About Me

Larbert, Scotland, United Kingdom

Tuesday, March 18, 2008

Do you mind if I examine you?

As mentioned here and here, today was my first day on my easter holiday clinical skills placement. It was bright sunny morning, if chill, and the train was even on time. The walk to the GP's was nice, past a park and sports ground and not at all what I expected that area of the city to be like. Maybe my exposure to UPA's in Edinburgh has coloured my views on what they are like?

The format of the clinical skills bit is that there are 2 students, and we get 30 minutes with each patient. We take it in turns to lead each consultation, and take a brief history, then do an appropriate examination, then the other person does the examination, then we get feedback from the tutor.
I was observing consultations 1 & 3 and leading consultation 2.

The first one was a man who was diagnosed with lung carcinoma 4 years ago, but the tumour has not developed in 4 years and the GP thinks it maybe carcinoma in situ. Either that or this was one of the 5% that deos respond to chemo and radio therapy and survives 4 years. He was breathless at rest, but surprisingly mobile for his age (80) and breathlessness!

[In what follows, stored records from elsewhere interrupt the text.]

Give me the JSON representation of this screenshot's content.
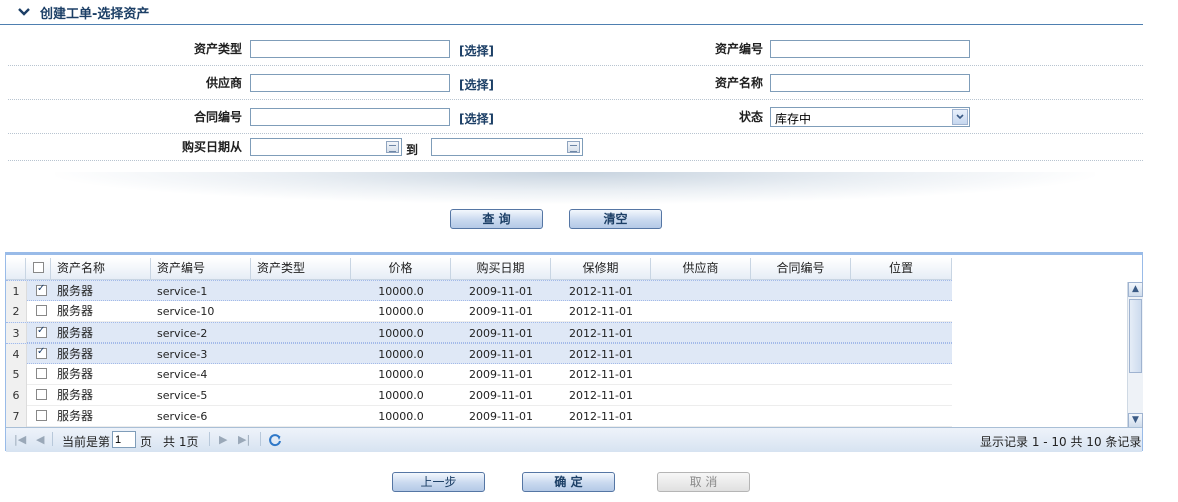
{
  "header": {
    "title": "创建工单-选择资产"
  },
  "form": {
    "asset_type_label": "资产类型",
    "asset_no_label": "资产编号",
    "supplier_label": "供应商",
    "asset_name_label": "资产名称",
    "contract_no_label": "合同编号",
    "status_label": "状态",
    "status_value": "库存中",
    "buy_date_label": "购买日期从",
    "to_label": "到",
    "select_link": "[选择]"
  },
  "buttons": {
    "query": "查 询",
    "clear": "清空",
    "prev": "上一步",
    "confirm": "确 定",
    "cancel": "取 消"
  },
  "grid": {
    "columns": [
      "资产名称",
      "资产编号",
      "资产类型",
      "价格",
      "购买日期",
      "保修期",
      "供应商",
      "合同编号",
      "位置"
    ],
    "rows": [
      {
        "num": "1",
        "checked": true,
        "name": "服务器",
        "code": "service-1",
        "type": "",
        "price": "10000.0",
        "buy_date": "2009-11-01",
        "warranty": "2012-11-01"
      },
      {
        "num": "2",
        "checked": false,
        "name": "服务器",
        "code": "service-10",
        "type": "",
        "price": "10000.0",
        "buy_date": "2009-11-01",
        "warranty": "2012-11-01"
      },
      {
        "num": "3",
        "checked": true,
        "name": "服务器",
        "code": "service-2",
        "type": "",
        "price": "10000.0",
        "buy_date": "2009-11-01",
        "warranty": "2012-11-01"
      },
      {
        "num": "4",
        "checked": true,
        "name": "服务器",
        "code": "service-3",
        "type": "",
        "price": "10000.0",
        "buy_date": "2009-11-01",
        "warranty": "2012-11-01"
      },
      {
        "num": "5",
        "checked": false,
        "name": "服务器",
        "code": "service-4",
        "type": "",
        "price": "10000.0",
        "buy_date": "2009-11-01",
        "warranty": "2012-11-01"
      },
      {
        "num": "6",
        "checked": false,
        "name": "服务器",
        "code": "service-5",
        "type": "",
        "price": "10000.0",
        "buy_date": "2009-11-01",
        "warranty": "2012-11-01"
      },
      {
        "num": "7",
        "checked": false,
        "name": "服务器",
        "code": "service-6",
        "type": "",
        "price": "10000.0",
        "buy_date": "2009-11-01",
        "warranty": "2012-11-01"
      }
    ]
  },
  "pager": {
    "current_page_label": "当前是第",
    "page_value": "1",
    "page_suffix": "页",
    "total_label": "共 1页",
    "summary": "显示记录 1 - 10 共 10 条记录"
  },
  "colors": {
    "accent": "#1c3f66",
    "border": "#99bbe8",
    "selected_row": "#dfe8f6"
  }
}
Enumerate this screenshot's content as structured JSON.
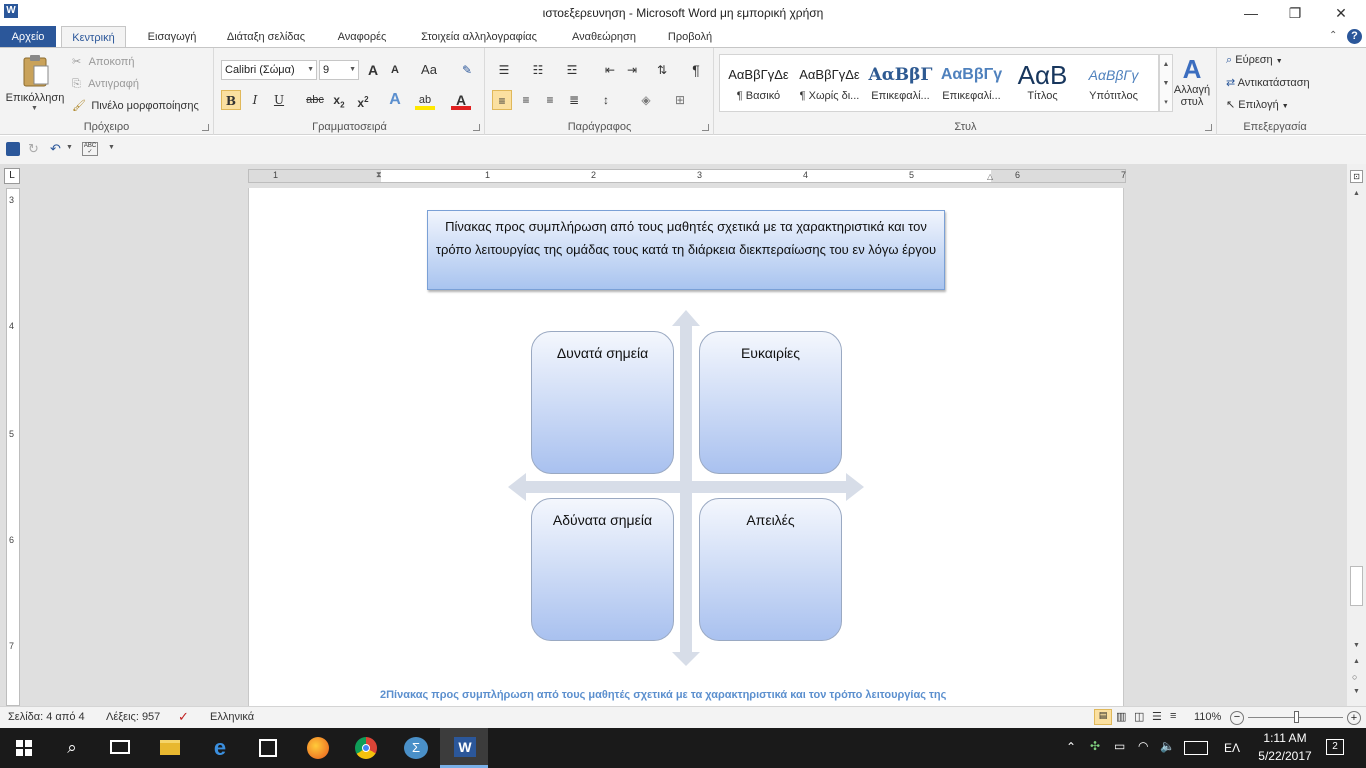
{
  "window": {
    "title": "ιστοεξερευνηση  -  Microsoft Word μη εμπορική χρήση",
    "controls": {
      "minimize": "—",
      "restore": "❐",
      "close": "✕"
    }
  },
  "tabs": [
    "Αρχείο",
    "Κεντρική",
    "Εισαγωγή",
    "Διάταξη σελίδας",
    "Αναφορές",
    "Στοιχεία αλληλογραφίας",
    "Αναθεώρηση",
    "Προβολή"
  ],
  "ribbon": {
    "clipboard": {
      "paste_label": "Επικόλληση",
      "cut_label": "Αποκοπή",
      "copy_label": "Αντιγραφή",
      "format_painter_label": "Πινέλο μορφοποίησης",
      "group_label": "Πρόχειρο"
    },
    "font": {
      "font_name": "Calibri (Σώμα)",
      "font_size": "9",
      "grow": "A",
      "shrink": "A",
      "change_case": "Aa",
      "bold": "B",
      "italic": "I",
      "underline": "U",
      "strike": "abc",
      "subscript": "x",
      "sub_index": "2",
      "superscript": "x",
      "sup_index": "2",
      "text_effects": "A",
      "highlight": "ab",
      "font_color": "A",
      "group_label": "Γραμματοσειρά"
    },
    "paragraph": {
      "pilcrow": "¶",
      "group_label": "Παράγραφος"
    },
    "styles": {
      "items": [
        {
          "preview": "ΑαΒβΓγΔε",
          "name": "¶ Βασικό"
        },
        {
          "preview": "ΑαΒβΓγΔε",
          "name": "¶ Χωρίς δι..."
        },
        {
          "preview": "ΑαΒβΓ",
          "name": "Επικεφαλί..."
        },
        {
          "preview": "ΑαΒβΓγ",
          "name": "Επικεφαλί..."
        },
        {
          "preview": "ΑαΒ",
          "name": "Τίτλος"
        },
        {
          "preview": "ΑαΒβΓγ",
          "name": "Υπότιτλος"
        }
      ],
      "change_styles_line1": "Αλλαγή",
      "change_styles_line2": "στυλ",
      "group_label": "Στυλ"
    },
    "editing": {
      "find_label": "Εύρεση",
      "replace_label": "Αντικατάσταση",
      "select_label": "Επιλογή",
      "group_label": "Επεξεργασία"
    }
  },
  "ruler": {
    "h_numbers": [
      "1",
      "1",
      "2",
      "3",
      "4",
      "5",
      "6",
      "7"
    ],
    "v_numbers": [
      "3",
      "4",
      "5",
      "6",
      "7"
    ],
    "tab_marker": "L"
  },
  "document": {
    "heading_box": "Πίνακας προς συμπλήρωση από τους μαθητές σχετικά με τα χαρακτηριστικά και τον τρόπο λειτουργίας της ομάδας τους κατά τη διάρκεια διεκπεραίωσης του εν λόγω έργου",
    "quadrants": [
      "Δυνατά σημεία",
      "Ευκαιρίες",
      "Αδύνατα σημεία",
      "Απειλές"
    ],
    "caption": "2Πίνακας προς συμπλήρωση  από τους μαθητές σχετικά με τα χαρακτηριστικά και τον τρόπο λειτουργίας της"
  },
  "statusbar": {
    "page": "Σελίδα: 4 από 4",
    "words": "Λέξεις: 957",
    "language": "Ελληνικά",
    "zoom": "110%"
  },
  "taskbar": {
    "time": "1:11 AM",
    "date": "5/22/2017",
    "lang": "ΕΛ",
    "notifications": "2"
  },
  "colors": {
    "accent": "#2b579a",
    "quadrant_fill": "#a9c1ef",
    "caption": "#5b8fce"
  }
}
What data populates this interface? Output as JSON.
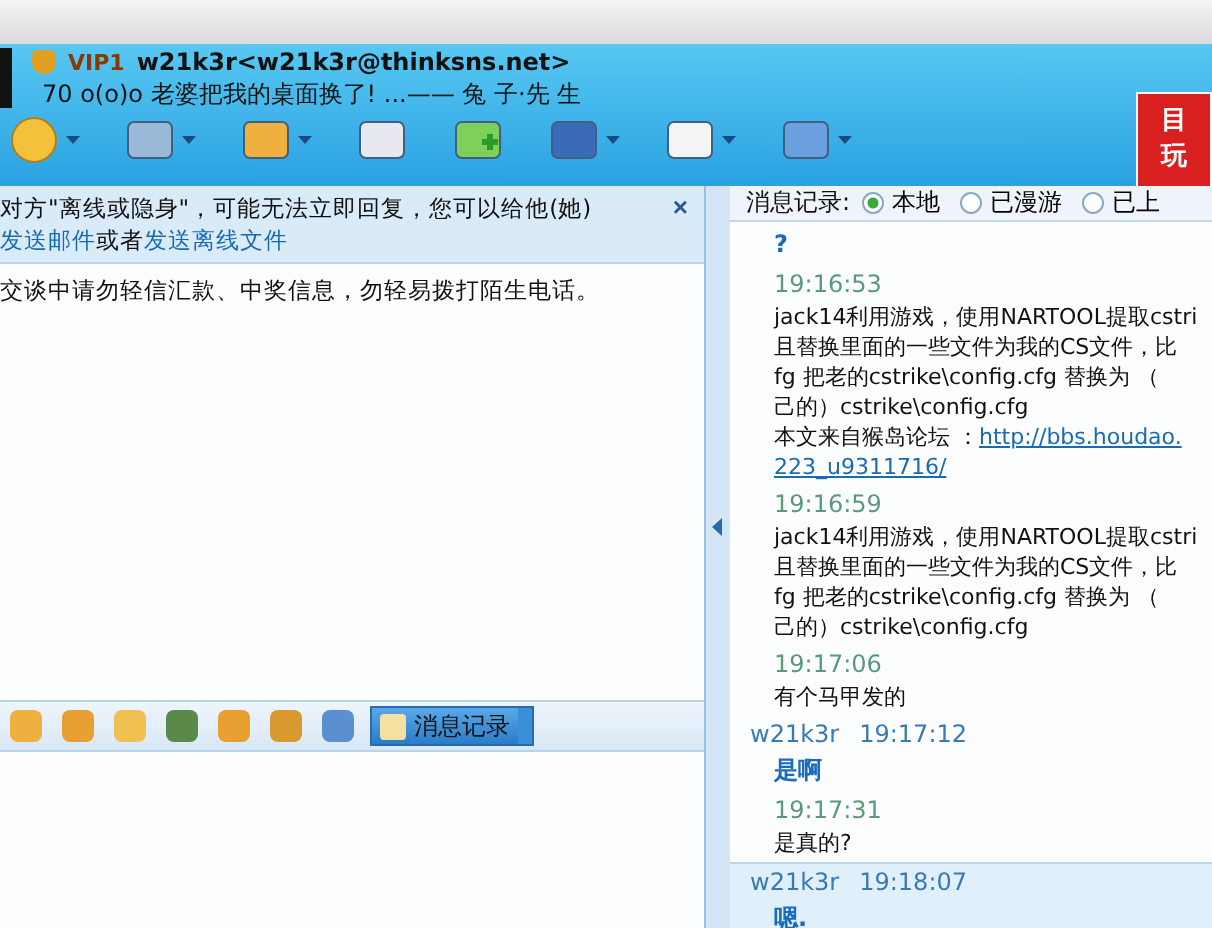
{
  "header": {
    "vip": "VIP1",
    "contact": "w21k3r<w21k3r@thinksns.net>",
    "signature": "70 o(o)o 老婆把我的桌面换了! ...—— 兔 子·先 生",
    "badge": [
      "目",
      "玩"
    ]
  },
  "notice": {
    "parts": [
      {
        "text": "对方\"离线或隐身\"，可能无法立即回复，您可以给他(她)",
        "link": false
      },
      {
        "text": "发送邮件",
        "link": true
      },
      {
        "text": "或者",
        "link": false
      },
      {
        "text": "发送离线文件",
        "link": true
      }
    ],
    "close": "×"
  },
  "warning": "交谈中请勿轻信汇款、中奖信息，勿轻易拨打陌生电话。",
  "history_button": "消息记录",
  "history": {
    "label": "消息记录:",
    "options": [
      {
        "label": "本地",
        "selected": true
      },
      {
        "label": "已漫游",
        "selected": false
      },
      {
        "label": "已上",
        "selected": false
      }
    ]
  },
  "messages": [
    {
      "own": true,
      "highlighted": false,
      "lines": [
        {
          "text": "?"
        }
      ]
    },
    {
      "own": false,
      "highlighted": false,
      "time": "19:16:53",
      "lines": [
        {
          "text": "jack14利用游戏，使用NARTOOL提取cstri"
        },
        {
          "text": "且替换里面的一些文件为我的CS文件，比"
        },
        {
          "text": "fg 把老的cstrike\\config.cfg 替换为 （"
        },
        {
          "text": "己的）cstrike\\config.cfg"
        },
        {
          "text": "本文来自猴岛论坛 ：",
          "link": "http://bbs.houdao."
        },
        {
          "link": "223_u9311716/"
        }
      ]
    },
    {
      "own": false,
      "highlighted": false,
      "time": "19:16:59",
      "lines": [
        {
          "text": "jack14利用游戏，使用NARTOOL提取cstri"
        },
        {
          "text": "且替换里面的一些文件为我的CS文件，比"
        },
        {
          "text": "fg 把老的cstrike\\config.cfg 替换为 （"
        },
        {
          "text": "己的）cstrike\\config.cfg"
        }
      ]
    },
    {
      "own": false,
      "highlighted": false,
      "time": "19:17:06",
      "lines": [
        {
          "text": "有个马甲发的"
        }
      ]
    },
    {
      "own": true,
      "highlighted": false,
      "sender": "w21k3r",
      "time": "19:17:12",
      "lines": [
        {
          "text": "是啊"
        }
      ]
    },
    {
      "own": false,
      "highlighted": false,
      "time": "19:17:31",
      "lines": [
        {
          "text": "是真的?"
        }
      ]
    },
    {
      "own": true,
      "highlighted": true,
      "sender": "w21k3r",
      "time": "19:18:07",
      "lines": [
        {
          "text": "嗯."
        }
      ]
    }
  ]
}
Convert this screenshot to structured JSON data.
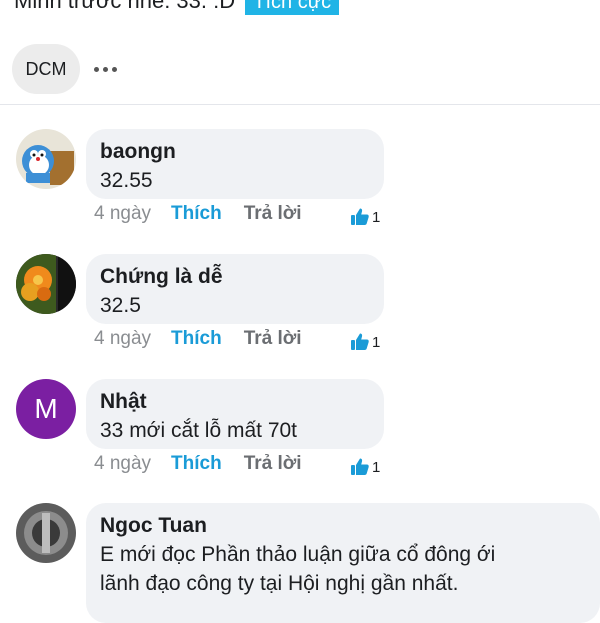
{
  "post": {
    "text": "Minh trước nhé: 33. :D",
    "sentiment_tag": "Tích cực",
    "sentiment_color": "#20b4e6"
  },
  "tags": [
    {
      "label": "DCM"
    }
  ],
  "icons": {
    "more": "more-horizontal-icon",
    "like": "thumbs-up-icon"
  },
  "accent_color": "#1a9bd7",
  "comments": [
    {
      "author": "baongn",
      "text": "32.55",
      "time": "4 ngày",
      "like_label": "Thích",
      "reply_label": "Trả lời",
      "like_count": "1",
      "avatar": "cartoon-avatar-image"
    },
    {
      "author": "Chứng là dễ",
      "text": "32.5",
      "time": "4 ngày",
      "like_label": "Thích",
      "reply_label": "Trả lời",
      "like_count": "1",
      "avatar": "orange-flower-avatar-image"
    },
    {
      "author": "Nhật",
      "text": "33 mới cắt lỗ mất 70t",
      "time": "4 ngày",
      "like_label": "Thích",
      "reply_label": "Trả lời",
      "like_count": "1",
      "avatar_letter": "M",
      "avatar_color": "#7b1fa2"
    },
    {
      "author": "Ngoc Tuan",
      "text_lines": [
        "E mới đọc Phần thảo luận giữa cổ đông ới",
        "lãnh đạo công ty tại Hội nghị gần nhất."
      ],
      "avatar": "gray-photo-avatar-image"
    }
  ]
}
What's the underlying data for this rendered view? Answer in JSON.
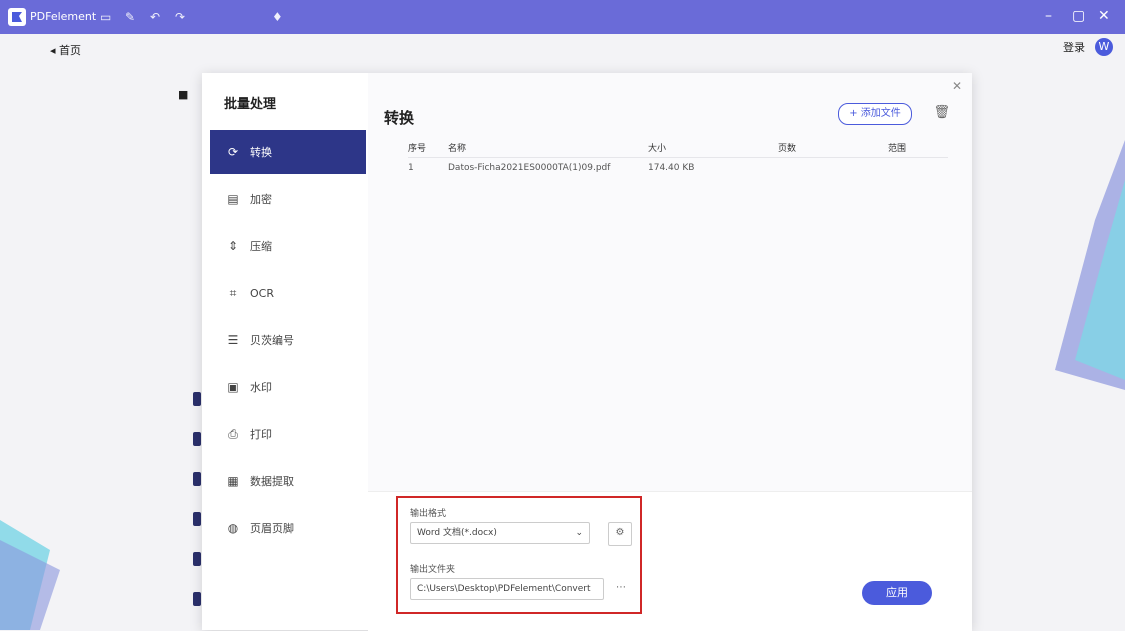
{
  "titlebar": {
    "app_name": "PDFelement",
    "icons": [
      "file-icon",
      "edit-icon",
      "undo-icon",
      "redo-icon",
      "bell-icon"
    ],
    "window_controls": [
      "minimize-icon",
      "maximize-icon",
      "close-icon"
    ]
  },
  "topbar": {
    "home_label": "首页",
    "right_label": "登录",
    "avatar_letter": "W"
  },
  "dialog": {
    "sidebar_title": "批量处理",
    "nav_items": [
      {
        "label": "转换",
        "icon": "convert-icon"
      },
      {
        "label": "加密",
        "icon": "encrypt-icon"
      },
      {
        "label": "压缩",
        "icon": "compress-icon"
      },
      {
        "label": "OCR",
        "icon": "ocr-icon"
      },
      {
        "label": "贝茨编号",
        "icon": "bates-icon"
      },
      {
        "label": "水印",
        "icon": "watermark-icon"
      },
      {
        "label": "打印",
        "icon": "print-icon"
      },
      {
        "label": "数据提取",
        "icon": "data-extract-icon"
      },
      {
        "label": "页眉页脚",
        "icon": "header-footer-icon"
      }
    ],
    "title": "转换",
    "add_button": "+ 添加文件",
    "table": {
      "headers": [
        "序号",
        "名称",
        "大小",
        "页数",
        "范围"
      ],
      "rows": [
        [
          "1",
          "Datos-Ficha2021ES0000TA(1)09.pdf",
          "174.40 KB",
          "",
          ""
        ]
      ]
    },
    "output": {
      "format_label": "输出格式",
      "format_value": "Word 文档(*.docx)",
      "folder_label": "输出文件夹",
      "folder_value": "C:\\Users\\Desktop\\PDFelement\\Convert",
      "settings_icon": "settings-icon",
      "browse_icon": "more-icon"
    },
    "convert_button": "应用"
  }
}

The second one was one I was leading. The man had had breathlessness on holiday, then 7 days later woken feeling funny, and was admitted to hospital with an MI. He was also found to have a calcified aortic valve and AF (the 3 main causes of which are heart ischaemia, thyrotoxicosis and valvular problems - see I do listen in plenaries sometimes). Hew as quite difficult to pin down on history and was quite vague. On examination he had a quite striking ejection systolic murmur.

The 3rd patient had MS, and so we did a neurological work up, where I managed to miss quite a few of the reflexes...

Then we had 2 normal patients on whom we did BP while they were in seeing the gP. These were not planned patients, and so teh history was often very short - History of Presenting Complaint, a bit of local enquiry, and social habits, then hand them over to the GP.

The GP tutor is very friendly, so hopefully these sessions will mean that I go into the OSCE more confident than I feel now. Especially as I passed last year with a satisfactory, and this year the OSCE is twice as long as it was last year, and although I only need a formative pass, I would hope to do better than I did in 2007.

1 comment:

izzy said...

all the best for the osce, hope they are nice with the questions!